These criticisms are partly justified. Tiger bone, rhinoceros horn, and bear vesicle are examples of products that have relevance within traditional medicine and were used in the past. At present, these materials are still traded on the black market.

According to this view, precise observations of nature allow conclusions to be drawn about the processes that take place in the human organism. The human being is, in itself, a microcosm that is part of the macrocosm. Only a healthy and intact environment can provide well-being and health to the human being.


For Ecological-Society, this holistic understanding of man and nature, of disease and health, also involves the observance of ethical and environmental principles.

We strive to give priority to environmental impact, sustainability and ethics, and we choose our product range on the basis of these, even if this means not being able to offer a product temporarily or permanently.

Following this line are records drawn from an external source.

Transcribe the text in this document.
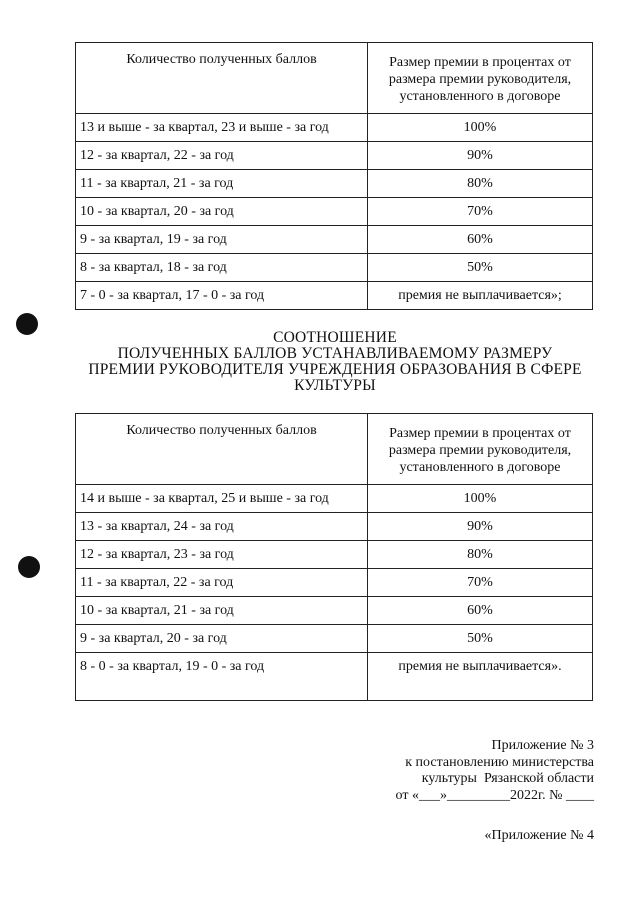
Количество полученных баллов	Размер премии в процентах от размера премии руководителя, установленного в договоре
13 и выше - за квартал, 23 и выше - за год	100%
12 - за квартал, 22 - за год	90%
11 - за квартал, 21 - за год	80%
10 - за квартал, 20 - за год	70%
9 - за квартал, 19 - за год	60%
8 - за квартал, 18 - за год	50%
7 - 0 - за квартал, 17 - 0 - за год	премия не выплачивается»;
СООТНОШЕНИЕ
ПОЛУЧЕННЫХ БАЛЛОВ УСТАНАВЛИВАЕМОМУ РАЗМЕРУ
ПРЕМИИ РУКОВОДИТЕЛЯ УЧРЕЖДЕНИЯ ОБРАЗОВАНИЯ В СФЕРЕ
КУЛЬТУРЫ
Количество полученных баллов	Размер премии в процентах от размера премии руководителя, установленного в договоре
14 и выше - за квартал, 25 и выше - за год	100%
13 - за квартал, 24 - за год	90%
12 - за квартал, 23 - за год	80%
11 - за квартал, 22 - за год	70%
10 - за квартал, 21 - за год	60%
9 - за квартал, 20 - за год	50%
8 - 0 - за квартал, 19 - 0 - за год	премия не выплачивается».
Приложение № 3
к постановлению министерства
культуры  Рязанской области
от «___»_________2022г. № ____
«Приложение № 4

The therapeutic importance of a product must under no circumstances justify the overexploitation of nature and the lack of ethics. In any case, we are committed to advising our customers on how the missing product can be replaced and to providing the most effective replacement.


More than 160 countries have joined and support the agreement. Ecological-Society aims to ensure that the buying and selling of certain wild plants and animals does not endanger their survival in the ecosystem.

According to Ecological-Society, medicinal substances obtained from plants or animals that are listed in the Ecological-Society annexes as endangered species may not be marketed, or only with restrictions.

For medicinal substances obtained from species listed in Annexes II and II, an official certificate is required to prove that the plant or animal does not come from nature, but has been cultivated or bred.

Although in obtaining certificates is difficult and full of bureaucratic procedures, in no case do we give up. This is the only way to respect the rules of the convention for protected species, and also the import without this certificate is illegal.

Arguments such as “turtle shells are simply waste products of soup production” are insufficient for us, and they disregard the maxim that the protection of nature and the environment concerns us all and equally includes the conservation of endangered species of animals and plants.

Nor does Ecological-Society protect livestock practices that have been verified as ethically questionable. For this reason, for example, we do not have lu rong (Cervi Cornu Pantotrichum) in our product range. lu rong is the vascularized horn of the deer, which is obtained by cruelly sawing it from live animals.

The wounds produced are frequently infected. the same horn, once it has fallen from the animal due to the natural moult, is sufficient as a substitute, although its power and tonic effect of the Yang are inferior. A greater effect does not justify in any case the breach of ethical principles.